When she opened her eyes, she heard Mrs Henry Rice’s voice, saw Mrs Henry Rice’s feet in carpet slippers, a few inches from her face.
‘A nice thing in a respectable house,’ Mrs Henry Rice said.
‘I just came in to see what was wrong and she was lying there. She must have hit her head,’ Bernard said.
‘It’s a wonder she didn’t kill herself. O, come on in, Jim,
I want you to have a look at your dear friend, Miss Hearne.’
‘Accident?’
‘Accident, my eye! Drunk as a lord and screaming all over
the house. Well, it’s my own fault, I should have asked for references. Out she goes, bag and baggage, first thing in the morning. Would you look at the cut of her, Jim!’

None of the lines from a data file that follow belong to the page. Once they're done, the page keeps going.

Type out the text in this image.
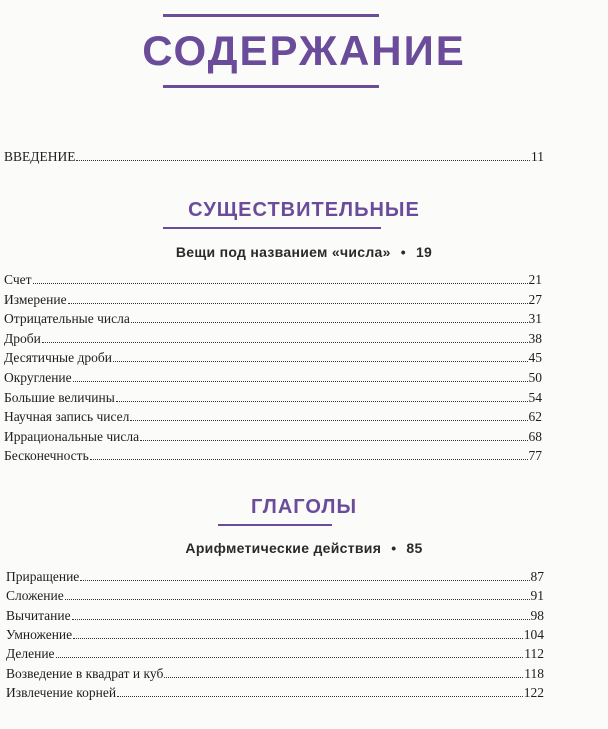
СОДЕРЖАНИЕ
ВВЕДЕНИЕ	11
СУЩЕСТВИТЕЛЬНЫЕ
Вещи под названием «числа» • 19
Счет	21
Измерение	27
Отрицательные числа	31
Дроби	38
Десятичные дроби	45
Округление	50
Большие величины	54
Научная запись чисел	62
Иррациональные числа	68
Бесконечность	77
ГЛАГОЛЫ
Арифметические действия • 85
Приращение	87
Сложение	91
Вычитание	98
Умножение	104
Деление	112
Возведение в квадрат и куб	118
Извлечение корней	122
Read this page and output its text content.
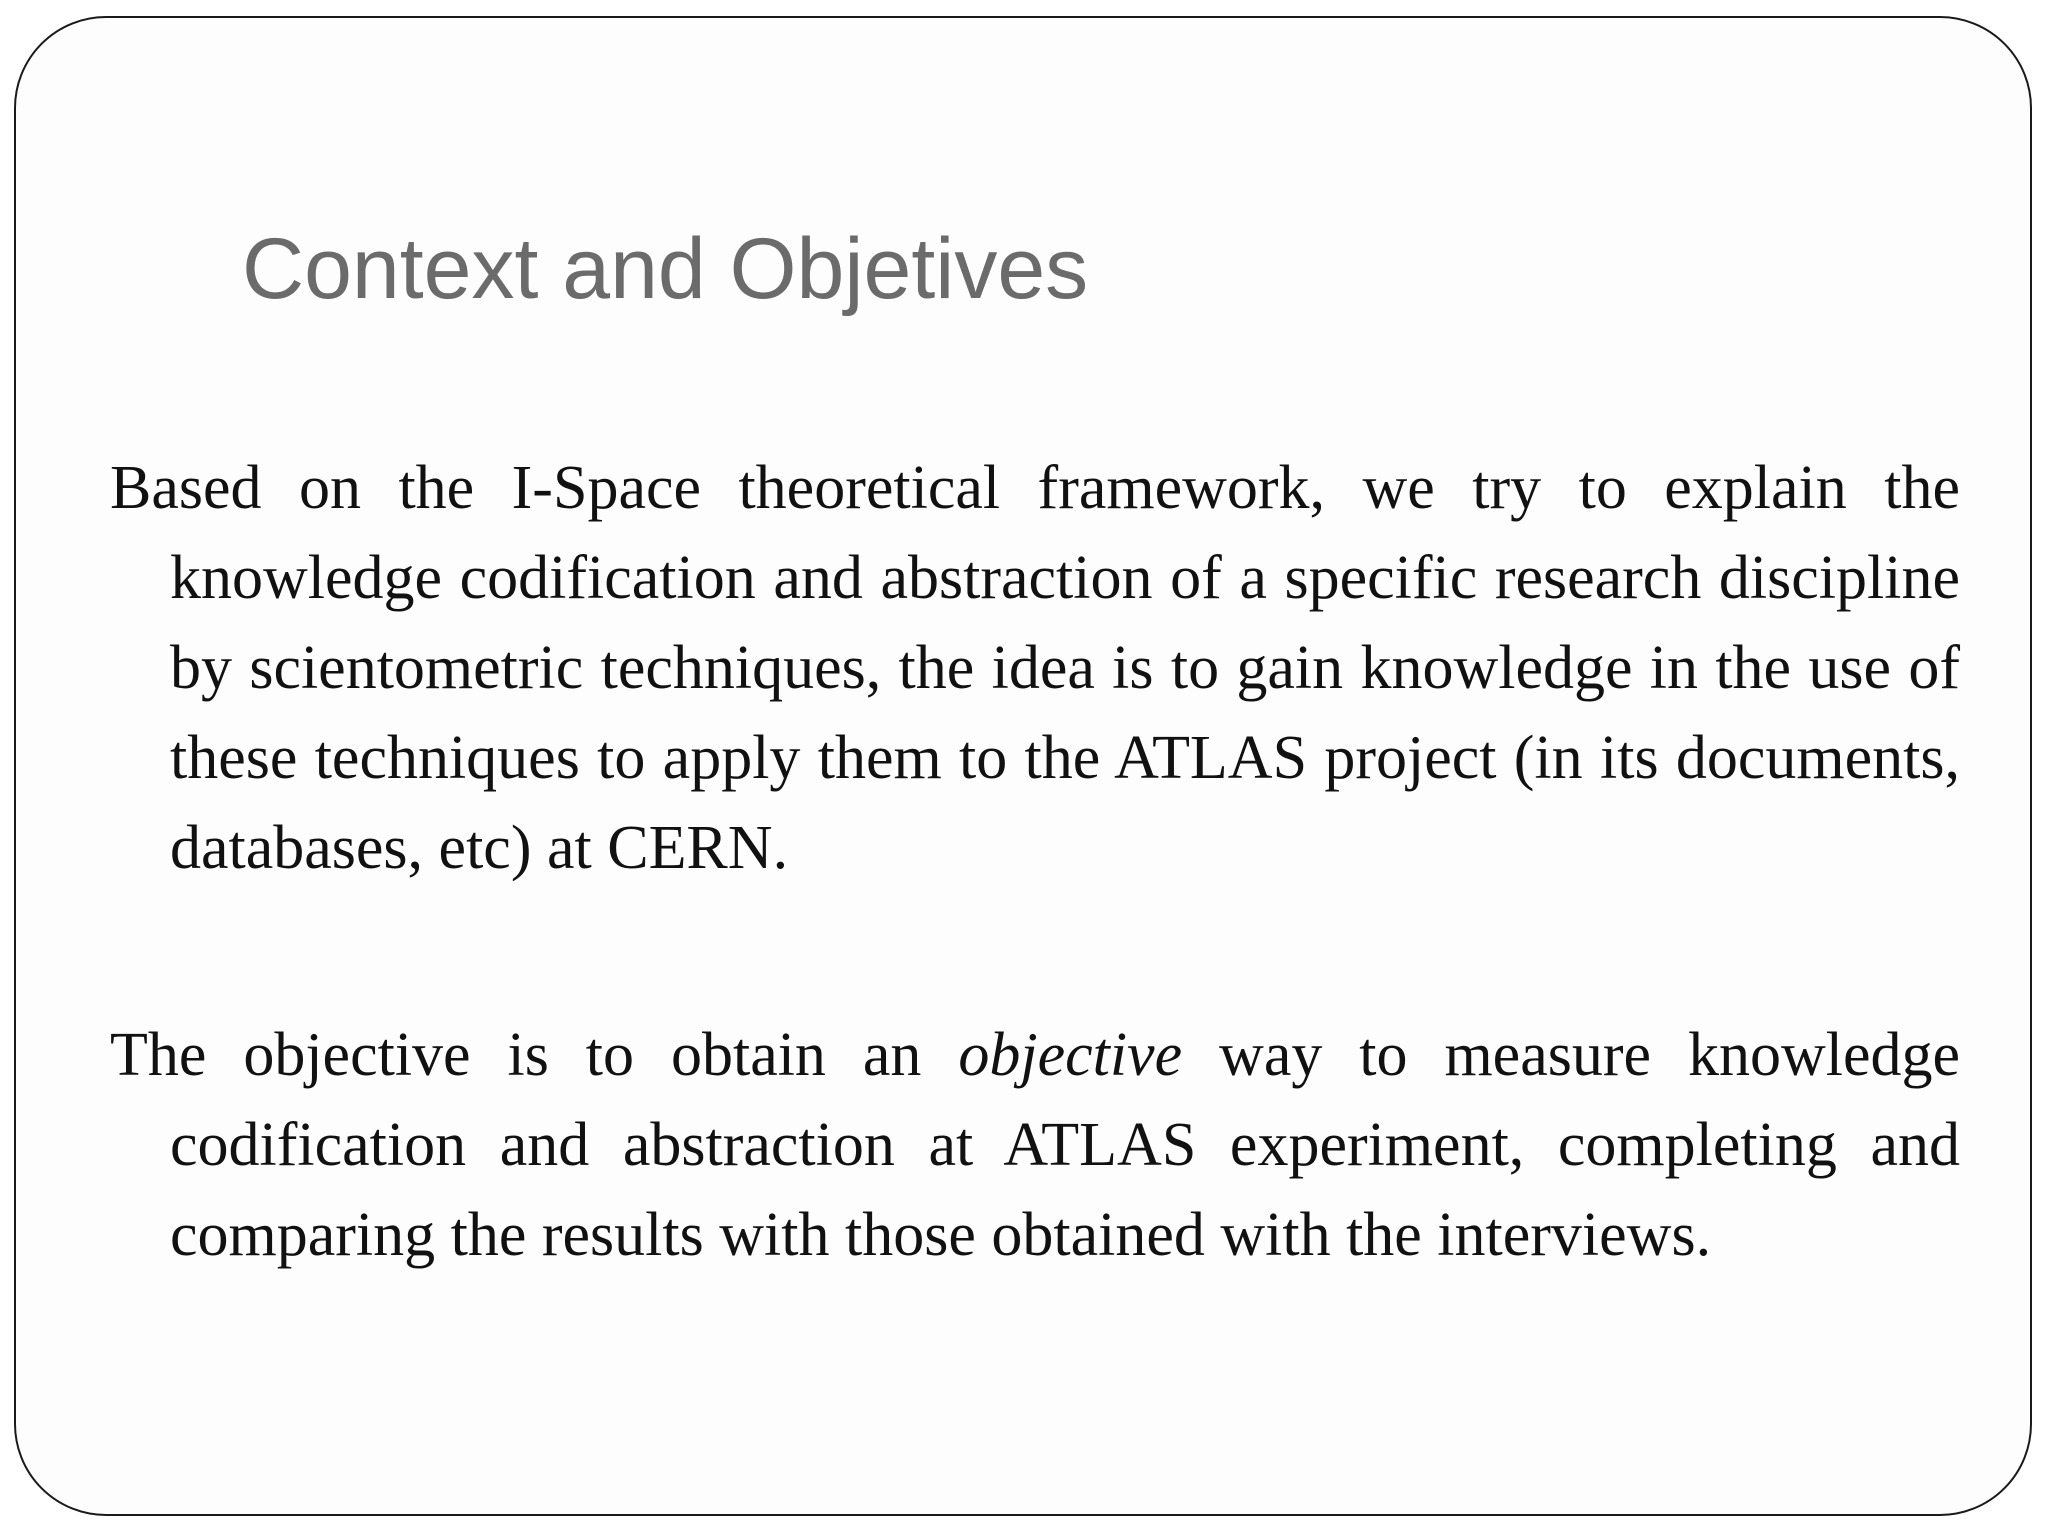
Context and Objetives

Based on the I-Space theoretical framework, we try to explain the knowledge codification and abstraction of a specific research discipline by scientometric techniques, the idea is to gain knowledge in the use of these techniques to apply them to the ATLAS project (in its documents, databases, etc) at CERN.

The objective is to obtain an objective way to measure knowledge codification and abstraction at ATLAS experiment, completing and comparing the results with those obtained with the interviews.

‘Put her on the bed,’ Madden’s voice said. ‘She might have
hurt herself. You can’t leave her lying there.’
Then hands, Madden’s hands, slipped under her shoulders.
Other hands lifted her feet. She kept her eyes shut, her mind shut as they lifted her on the bed. The shame of it, the shame. I must say something. Something.
But her arms would not obey when she tried to sit up. She
fell back.
‘Thanks be to God, Miss Friel is still out, or I’d have lost
two boarders instead of one. I never saw such a sight.’
Somebody was bending over her. A man. Him? She opened
her eyes a tittle and saw Bernard, his fat face near, his eyes
worried.
‘Go away,’ she cried. ‘You rotten atheist, go away!’ She
managed to sit up, her hair about her shoulders, her dressing
gown loose. ‘Filthy little liar,’ she cried.
Mrs Henry Rice, menacing, bent over the bed. Her great
white arms reached out to seize Miss Hearne by the shoulders. She began to shake her. ‘Sober up!’ she shouted. ‘Sober up. Have you no shame, carrying on like that?’
‘Easy there, May,’ Madden said. ‘Let her be. Let her be.’
But Mrs Henry Rice continued to shake until Miss Hearne
jerked up and down like a rag doll.
‘Leave her alone,’ Madden said, louder now. ‘She’s loaded,
she doesn’t know what she’s saying.’
Released, Miss Hearne turned her head, weeping, and
pointed straight at Madden.
‘You I’ she cried. ‘And I thought you were a man. A man
who could do his own asking, not a man that would send a rotten fat atheist around to talk for him. You’re as bad as the rest of them.’
‘What did she mean by that?’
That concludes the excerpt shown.